Coração tão branco, Javier Marías (Alfaguara)

    Já não me recordo onde li o resumo do livro que aparece na contracapa:
    Durante um almoço de família, Teresa, acabada de regressar de lua-de-mel, vai à casa de banho, olha-se ao espelho, desabotoa a blusa e mata-se com um tiro no coração.Muitos anos depois, este segredo continua a fascinar Juan, cujo pai foi casado com Teresa antes de casar com sua mãe. (...) mas depois de o ler apeteceu-me sentar e começar a ler o livro de seguida.

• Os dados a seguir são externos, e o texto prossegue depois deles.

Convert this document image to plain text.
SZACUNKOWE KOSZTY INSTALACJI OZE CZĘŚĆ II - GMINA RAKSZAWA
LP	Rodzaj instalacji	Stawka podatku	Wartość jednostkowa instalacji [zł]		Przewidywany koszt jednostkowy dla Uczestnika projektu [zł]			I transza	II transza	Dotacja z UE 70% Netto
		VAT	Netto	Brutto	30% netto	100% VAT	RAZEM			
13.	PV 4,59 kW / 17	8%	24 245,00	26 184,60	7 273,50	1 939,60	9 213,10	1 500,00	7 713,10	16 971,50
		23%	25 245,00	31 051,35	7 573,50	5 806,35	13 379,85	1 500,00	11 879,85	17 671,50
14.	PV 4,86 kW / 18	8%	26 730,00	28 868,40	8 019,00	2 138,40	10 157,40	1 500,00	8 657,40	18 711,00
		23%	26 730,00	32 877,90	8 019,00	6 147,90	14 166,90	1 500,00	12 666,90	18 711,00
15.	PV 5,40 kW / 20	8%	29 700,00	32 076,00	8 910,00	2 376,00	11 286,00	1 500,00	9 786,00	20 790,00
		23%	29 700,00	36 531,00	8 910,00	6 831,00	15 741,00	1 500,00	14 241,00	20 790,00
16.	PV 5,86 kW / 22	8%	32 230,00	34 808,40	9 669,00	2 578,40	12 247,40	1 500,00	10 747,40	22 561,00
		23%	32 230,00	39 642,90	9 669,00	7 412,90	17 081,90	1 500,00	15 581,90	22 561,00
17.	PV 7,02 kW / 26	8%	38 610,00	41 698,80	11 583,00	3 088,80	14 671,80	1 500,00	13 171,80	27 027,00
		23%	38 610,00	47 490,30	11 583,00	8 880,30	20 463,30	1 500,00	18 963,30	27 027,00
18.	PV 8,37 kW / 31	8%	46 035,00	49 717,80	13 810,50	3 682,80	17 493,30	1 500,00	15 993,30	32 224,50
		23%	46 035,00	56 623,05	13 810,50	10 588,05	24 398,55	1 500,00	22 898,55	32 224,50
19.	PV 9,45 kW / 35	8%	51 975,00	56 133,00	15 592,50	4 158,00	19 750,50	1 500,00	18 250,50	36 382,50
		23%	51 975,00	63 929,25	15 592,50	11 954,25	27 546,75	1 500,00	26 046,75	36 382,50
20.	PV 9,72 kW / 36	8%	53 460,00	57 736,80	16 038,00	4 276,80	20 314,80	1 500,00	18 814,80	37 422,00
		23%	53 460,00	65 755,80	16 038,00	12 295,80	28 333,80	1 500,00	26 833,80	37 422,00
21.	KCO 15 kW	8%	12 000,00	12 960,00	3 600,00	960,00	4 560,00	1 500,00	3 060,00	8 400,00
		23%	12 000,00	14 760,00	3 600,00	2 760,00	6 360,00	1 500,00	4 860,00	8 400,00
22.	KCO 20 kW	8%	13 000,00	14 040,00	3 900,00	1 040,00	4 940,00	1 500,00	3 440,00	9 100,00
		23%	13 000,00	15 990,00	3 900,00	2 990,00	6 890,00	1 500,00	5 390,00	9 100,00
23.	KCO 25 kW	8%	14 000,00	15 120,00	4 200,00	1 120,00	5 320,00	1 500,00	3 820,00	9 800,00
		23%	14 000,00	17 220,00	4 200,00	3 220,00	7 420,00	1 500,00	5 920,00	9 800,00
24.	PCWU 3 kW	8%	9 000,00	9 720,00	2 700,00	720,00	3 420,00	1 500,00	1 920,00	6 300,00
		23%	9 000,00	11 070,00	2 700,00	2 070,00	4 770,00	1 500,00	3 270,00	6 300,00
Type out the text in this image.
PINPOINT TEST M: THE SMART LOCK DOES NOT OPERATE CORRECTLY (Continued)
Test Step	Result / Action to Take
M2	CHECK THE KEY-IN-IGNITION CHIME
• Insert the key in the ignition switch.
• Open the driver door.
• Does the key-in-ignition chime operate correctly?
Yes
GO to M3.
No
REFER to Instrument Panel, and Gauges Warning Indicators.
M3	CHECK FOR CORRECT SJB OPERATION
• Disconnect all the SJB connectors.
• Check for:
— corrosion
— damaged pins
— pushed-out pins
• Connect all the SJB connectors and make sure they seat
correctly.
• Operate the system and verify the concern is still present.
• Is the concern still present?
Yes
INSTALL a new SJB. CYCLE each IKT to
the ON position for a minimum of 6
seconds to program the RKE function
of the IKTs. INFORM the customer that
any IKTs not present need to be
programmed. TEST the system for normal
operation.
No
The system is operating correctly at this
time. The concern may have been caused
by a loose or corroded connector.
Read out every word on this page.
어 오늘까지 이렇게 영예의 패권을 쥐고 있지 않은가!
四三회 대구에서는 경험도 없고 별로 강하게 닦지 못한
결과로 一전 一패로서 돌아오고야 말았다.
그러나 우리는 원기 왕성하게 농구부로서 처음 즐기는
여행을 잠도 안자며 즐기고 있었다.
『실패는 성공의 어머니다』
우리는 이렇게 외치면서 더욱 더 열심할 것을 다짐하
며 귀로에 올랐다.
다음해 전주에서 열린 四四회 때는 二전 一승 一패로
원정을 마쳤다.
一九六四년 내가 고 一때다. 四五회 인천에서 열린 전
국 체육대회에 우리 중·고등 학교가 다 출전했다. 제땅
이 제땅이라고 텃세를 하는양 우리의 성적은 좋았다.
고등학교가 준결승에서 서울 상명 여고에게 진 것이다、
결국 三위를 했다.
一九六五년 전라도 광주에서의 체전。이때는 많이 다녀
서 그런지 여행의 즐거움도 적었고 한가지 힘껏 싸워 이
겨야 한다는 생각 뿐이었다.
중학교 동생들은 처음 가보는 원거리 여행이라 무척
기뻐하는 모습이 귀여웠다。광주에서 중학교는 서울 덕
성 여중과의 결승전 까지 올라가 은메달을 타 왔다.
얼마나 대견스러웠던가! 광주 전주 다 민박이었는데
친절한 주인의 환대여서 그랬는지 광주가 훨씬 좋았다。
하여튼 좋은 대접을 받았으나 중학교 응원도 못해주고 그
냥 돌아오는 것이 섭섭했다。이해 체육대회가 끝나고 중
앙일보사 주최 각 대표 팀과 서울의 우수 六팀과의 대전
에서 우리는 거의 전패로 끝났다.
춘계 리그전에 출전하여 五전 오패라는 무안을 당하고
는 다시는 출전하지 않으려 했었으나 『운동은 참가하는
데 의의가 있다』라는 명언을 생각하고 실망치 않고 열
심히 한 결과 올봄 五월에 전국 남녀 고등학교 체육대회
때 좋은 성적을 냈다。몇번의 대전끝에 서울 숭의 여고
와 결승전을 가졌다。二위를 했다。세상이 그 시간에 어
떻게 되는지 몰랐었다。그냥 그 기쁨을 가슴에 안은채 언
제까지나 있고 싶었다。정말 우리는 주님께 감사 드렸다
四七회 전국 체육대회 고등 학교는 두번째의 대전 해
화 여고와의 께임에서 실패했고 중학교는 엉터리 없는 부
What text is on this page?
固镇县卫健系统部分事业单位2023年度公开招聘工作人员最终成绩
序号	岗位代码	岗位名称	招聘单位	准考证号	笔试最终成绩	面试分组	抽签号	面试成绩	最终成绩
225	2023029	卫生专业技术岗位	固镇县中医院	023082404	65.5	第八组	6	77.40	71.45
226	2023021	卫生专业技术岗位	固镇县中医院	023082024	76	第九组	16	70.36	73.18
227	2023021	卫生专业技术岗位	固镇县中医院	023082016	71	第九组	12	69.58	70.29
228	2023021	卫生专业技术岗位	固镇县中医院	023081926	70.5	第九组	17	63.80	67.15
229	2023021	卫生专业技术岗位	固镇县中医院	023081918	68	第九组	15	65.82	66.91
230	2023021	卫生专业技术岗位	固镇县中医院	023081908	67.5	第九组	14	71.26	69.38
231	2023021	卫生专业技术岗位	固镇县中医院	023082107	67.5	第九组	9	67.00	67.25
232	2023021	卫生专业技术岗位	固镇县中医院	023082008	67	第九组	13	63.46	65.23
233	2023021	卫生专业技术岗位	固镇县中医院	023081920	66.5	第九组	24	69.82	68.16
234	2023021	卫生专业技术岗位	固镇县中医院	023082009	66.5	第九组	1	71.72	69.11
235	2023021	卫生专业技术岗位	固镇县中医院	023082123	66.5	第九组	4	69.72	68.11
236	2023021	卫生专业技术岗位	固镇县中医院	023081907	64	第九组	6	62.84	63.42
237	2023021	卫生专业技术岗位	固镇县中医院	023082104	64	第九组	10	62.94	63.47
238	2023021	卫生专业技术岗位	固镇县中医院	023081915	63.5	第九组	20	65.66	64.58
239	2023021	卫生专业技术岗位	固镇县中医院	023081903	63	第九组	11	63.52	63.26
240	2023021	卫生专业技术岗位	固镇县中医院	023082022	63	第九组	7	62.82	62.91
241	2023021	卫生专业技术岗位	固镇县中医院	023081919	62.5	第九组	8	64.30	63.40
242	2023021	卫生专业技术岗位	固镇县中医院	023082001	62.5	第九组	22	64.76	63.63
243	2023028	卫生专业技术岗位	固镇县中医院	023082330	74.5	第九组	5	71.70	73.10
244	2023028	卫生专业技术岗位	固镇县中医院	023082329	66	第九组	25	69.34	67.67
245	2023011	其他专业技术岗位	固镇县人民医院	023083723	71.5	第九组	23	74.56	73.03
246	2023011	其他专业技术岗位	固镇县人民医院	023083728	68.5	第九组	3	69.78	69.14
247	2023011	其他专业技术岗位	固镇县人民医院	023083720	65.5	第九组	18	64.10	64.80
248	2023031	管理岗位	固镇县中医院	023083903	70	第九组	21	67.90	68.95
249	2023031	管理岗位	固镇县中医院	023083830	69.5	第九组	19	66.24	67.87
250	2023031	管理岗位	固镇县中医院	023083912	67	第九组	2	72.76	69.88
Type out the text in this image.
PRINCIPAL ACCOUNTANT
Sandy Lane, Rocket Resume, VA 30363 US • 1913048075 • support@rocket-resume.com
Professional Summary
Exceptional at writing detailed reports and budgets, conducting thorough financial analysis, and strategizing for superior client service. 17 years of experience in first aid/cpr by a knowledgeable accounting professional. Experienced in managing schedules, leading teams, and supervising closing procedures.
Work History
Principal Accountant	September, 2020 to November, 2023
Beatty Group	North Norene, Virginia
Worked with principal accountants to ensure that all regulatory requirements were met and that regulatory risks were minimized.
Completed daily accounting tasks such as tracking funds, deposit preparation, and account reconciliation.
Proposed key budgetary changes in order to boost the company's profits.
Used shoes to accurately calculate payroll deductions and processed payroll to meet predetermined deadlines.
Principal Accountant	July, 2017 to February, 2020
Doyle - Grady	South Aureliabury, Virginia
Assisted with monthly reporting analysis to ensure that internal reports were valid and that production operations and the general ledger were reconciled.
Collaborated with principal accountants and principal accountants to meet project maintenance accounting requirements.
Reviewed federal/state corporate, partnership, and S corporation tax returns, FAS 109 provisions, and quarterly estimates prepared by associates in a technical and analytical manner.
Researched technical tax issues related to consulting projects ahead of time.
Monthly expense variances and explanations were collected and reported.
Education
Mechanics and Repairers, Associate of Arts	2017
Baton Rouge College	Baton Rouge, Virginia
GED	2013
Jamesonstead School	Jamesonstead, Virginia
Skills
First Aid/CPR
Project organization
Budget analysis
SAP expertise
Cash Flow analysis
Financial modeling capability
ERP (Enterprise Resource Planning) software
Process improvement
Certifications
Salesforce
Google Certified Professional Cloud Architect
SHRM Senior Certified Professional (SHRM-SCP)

Para mais, o fascínio de Os enamoramentos, do mesmo autor, permanece ainda presente na minha memória.
    Demorei algum tempo a encontrar o livro, mas, quando o adquiri, interrompi o que estava a ler (e o que estava a fazer, sempre que era possível) para o ler.
    Embora o livro se inicie justamente com a morte da Teresa, não se reduz a esse drama e às suas causas, mas antes à perceção de Juan desse facto e da necessidade de saber a verdade na sequência do seu próprio casamento. Mas as palavras são como as cerejas e Javier Marías é hábil em estender o fio que agarramos e através do qual percorremos o labirinto do casamento de Juan, da sua vida profissional e afetiva e do seu pai, Ranz, três vezes viúvo. É um livro parco em personagens  mas que, talvez por isso mesmo, são extraordinariamente densas.
    Inolvidável a cena em que Juan conhece Luisa que se viria a tornar a sua mulher. Os equívocos da interpretação permitem que uma reunião entre dois políticos de duas potências europeias se transforme num momento confessional e de quase intimidade. As outras relações que Juan testemunha, num caso fugazmente, em Havana, em plena lua de mel, e noutro caso, envolvendo a sua amiga Berta, em casa de quem está temporariamente instalado, contribuem para a sensação de risco e de catástrofe que sente.
    A chave para o suicídio de Teresa dissipa essa sensação (O que ouvi naquela noite dos lábios do Ranz não me pareceu venial, nem me pareceu ingénuo, nem me arrancou sorrisos, mas, sim, pareceu-me passado. Tudo é, até o que está a acontecer.)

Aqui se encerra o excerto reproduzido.